Earlier this week a friend of mine asked me for some advice over an argument that some developers at his company were having.  They are collecting data from a device, and one developer wanted to have the device send the data to a web service to receive the data.  The other developer thought a web service would be to much "overhead" and wanted a different solution using direct writes or XML to the database and a UDP socket notifier for the server to parse the data.

I didn't actually speak to the developers myself, but my friend sent me an MSN transcript of their "discussion".  Apparently tempers grew quite hot!  I did read most of the discussion and spoke with my friend to learn more about the system.

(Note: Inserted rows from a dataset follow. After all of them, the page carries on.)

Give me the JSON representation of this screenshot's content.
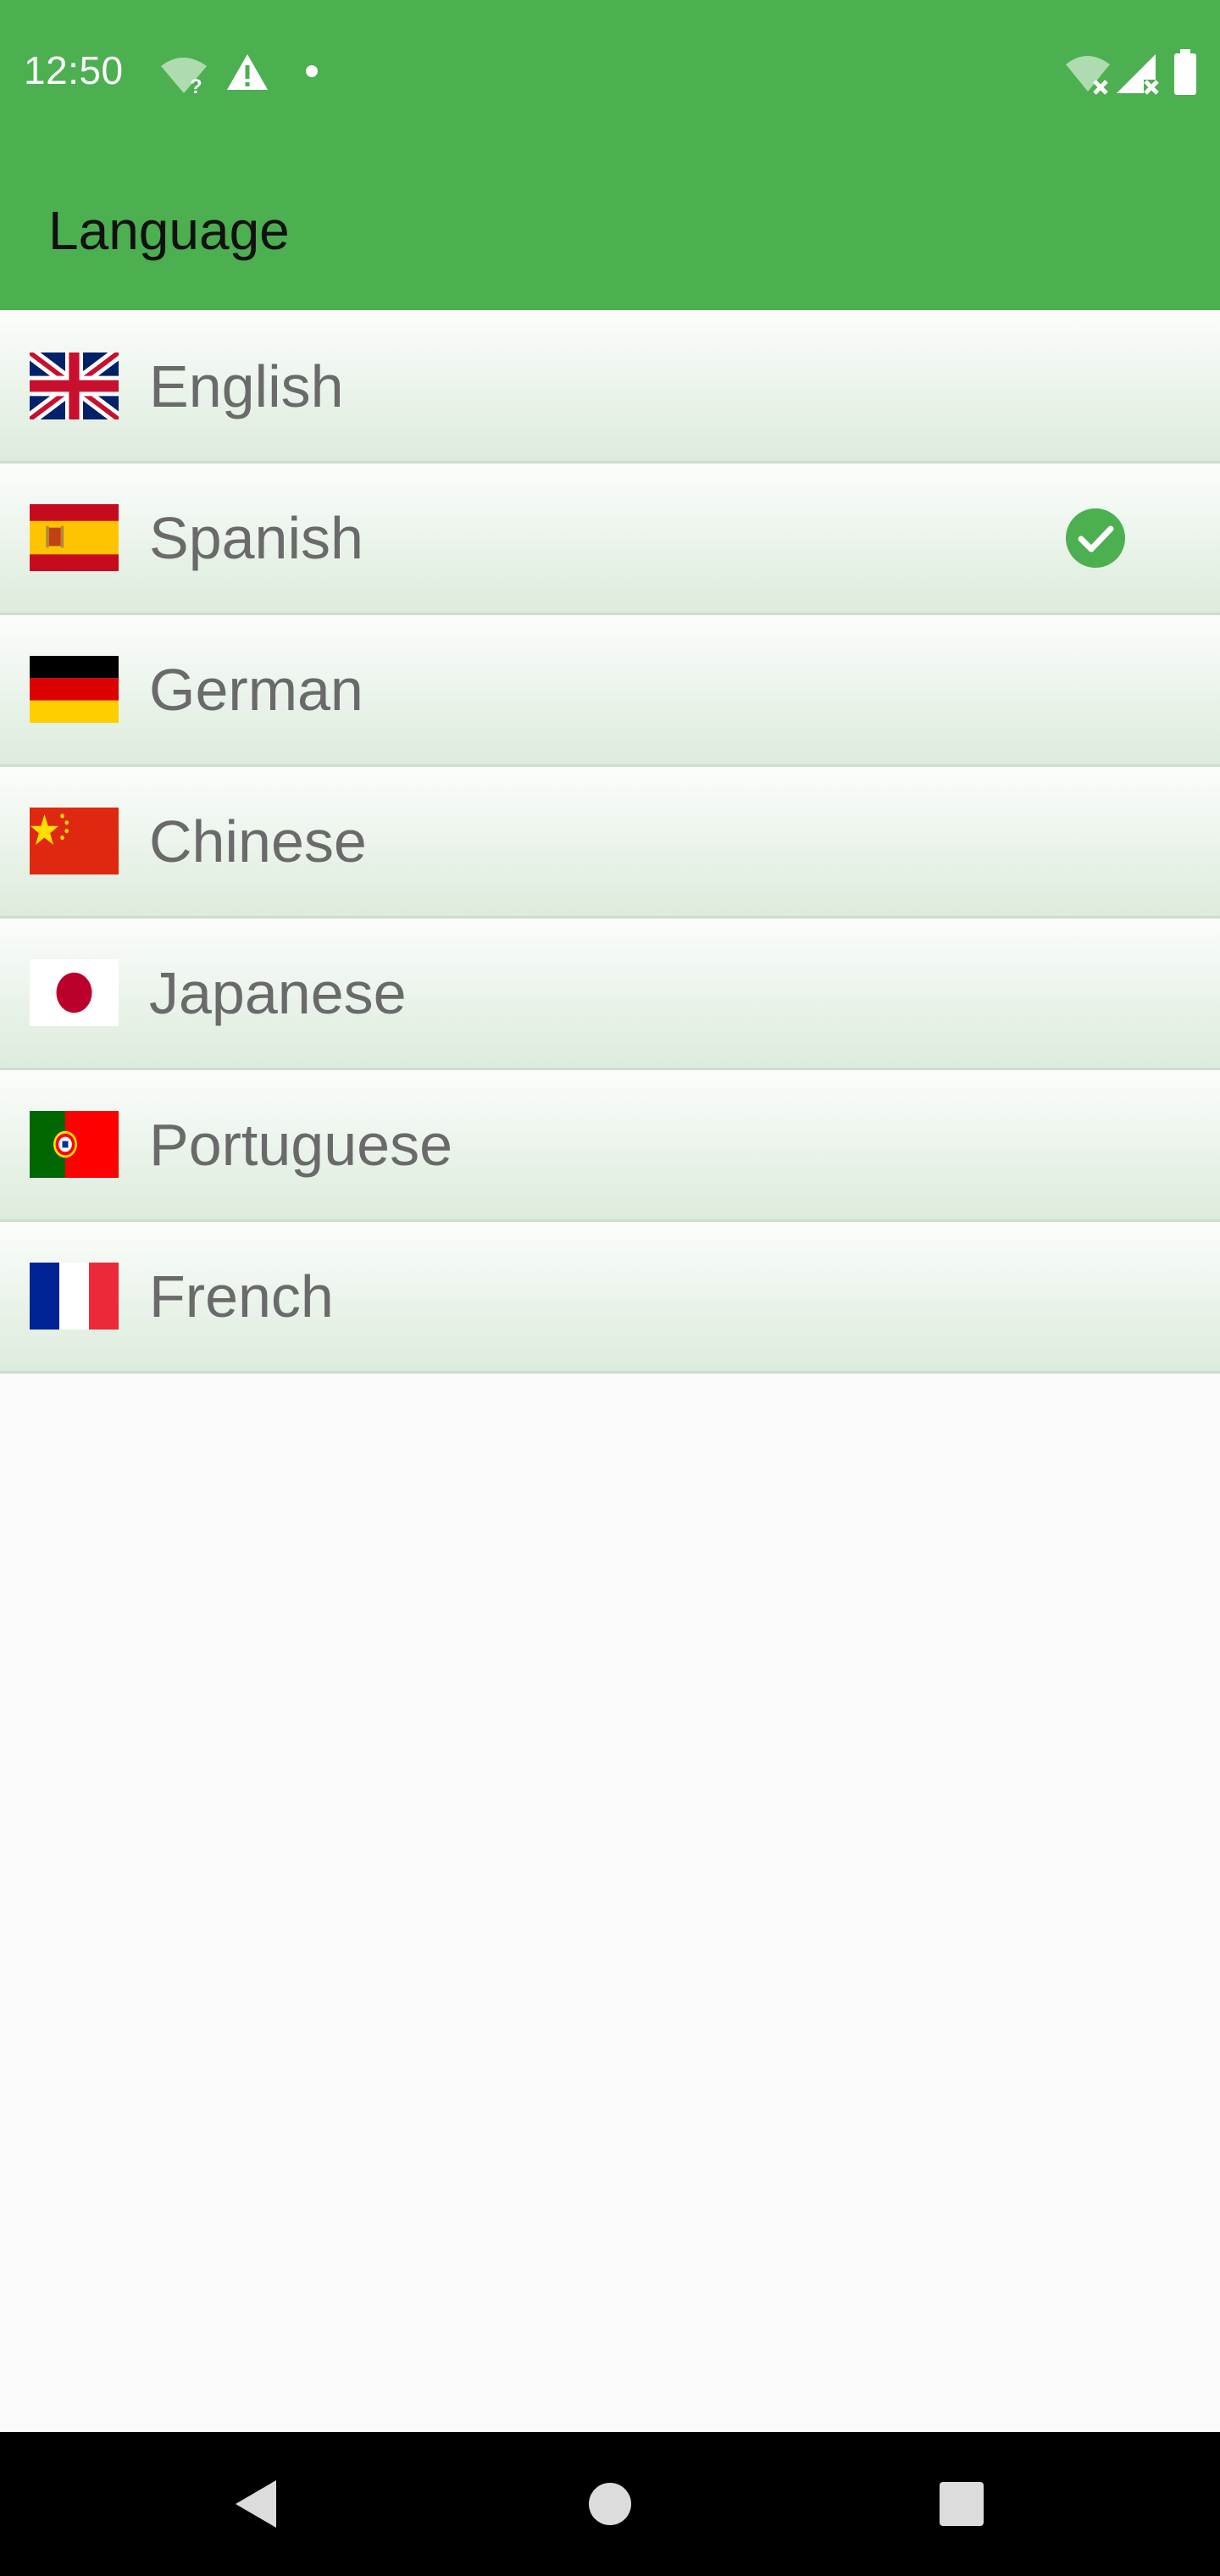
{
  "status_bar": {
    "time": "12:50",
    "icons": [
      "wifi-question-icon",
      "warning-icon",
      "notification-dot-icon",
      "wifi-off-icon",
      "signal-off-icon",
      "battery-icon"
    ]
  },
  "app_bar": {
    "title": "Language",
    "color": "#4caf50"
  },
  "languages": [
    {
      "label": "English",
      "flag": "uk-flag-icon",
      "selected": false
    },
    {
      "label": "Spanish",
      "flag": "spain-flag-icon",
      "selected": true
    },
    {
      "label": "German",
      "flag": "germany-flag-icon",
      "selected": false
    },
    {
      "label": "Chinese",
      "flag": "china-flag-icon",
      "selected": false
    },
    {
      "label": "Japanese",
      "flag": "japan-flag-icon",
      "selected": false
    },
    {
      "label": "Portuguese",
      "flag": "portugal-flag-icon",
      "selected": false
    },
    {
      "label": "French",
      "flag": "france-flag-icon",
      "selected": false
    }
  ],
  "selected_indicator": {
    "icon": "check-circle-icon",
    "color": "#4caf50"
  },
  "nav_bar": {
    "buttons": [
      "back-icon",
      "home-icon",
      "recents-icon"
    ]
  }
}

It turns out there would be many transactions with the database and web service coming from these devices with a fair bit of geographic data that had to be processed at the server.  One developer felt that using a web service would  involve too much XML/SOAP overhead and wanted to write his data as XML to the database directly.

I was not in favor of this suggestion.  A web service makes perfect sense in a .NET situation.  It denotes a logical boundary between applications and computers, and would be pretty obvious to any supporting developer what is going on.  Usually two applications do not share the same database (maybe the same server, but not the same database).   This increases complexity.

I was also not convinced that the "overhead" of the SOAP would actually limit the application.  Microsoft has done a lot to optimize web services.  They're easy to develop now, easy to consume, and as I said: a logical boundary between systems.

In the end I strongly recommended that they do some benchmarking.  This early in the game is the perfect time to test assumptions.  I also recommended using one of the new Service Bus APIs out there that use technologies like Microsoft Message Queues if the web services are too slow.

Also, as Jeff Atwood recommended in his Coding Horror blog, sometimes it is cheaper to throw another $5000 server at the solution (even TWO servers) instead of paying two $70,000 / year developers to spend three-to-six months doing performance enhancements.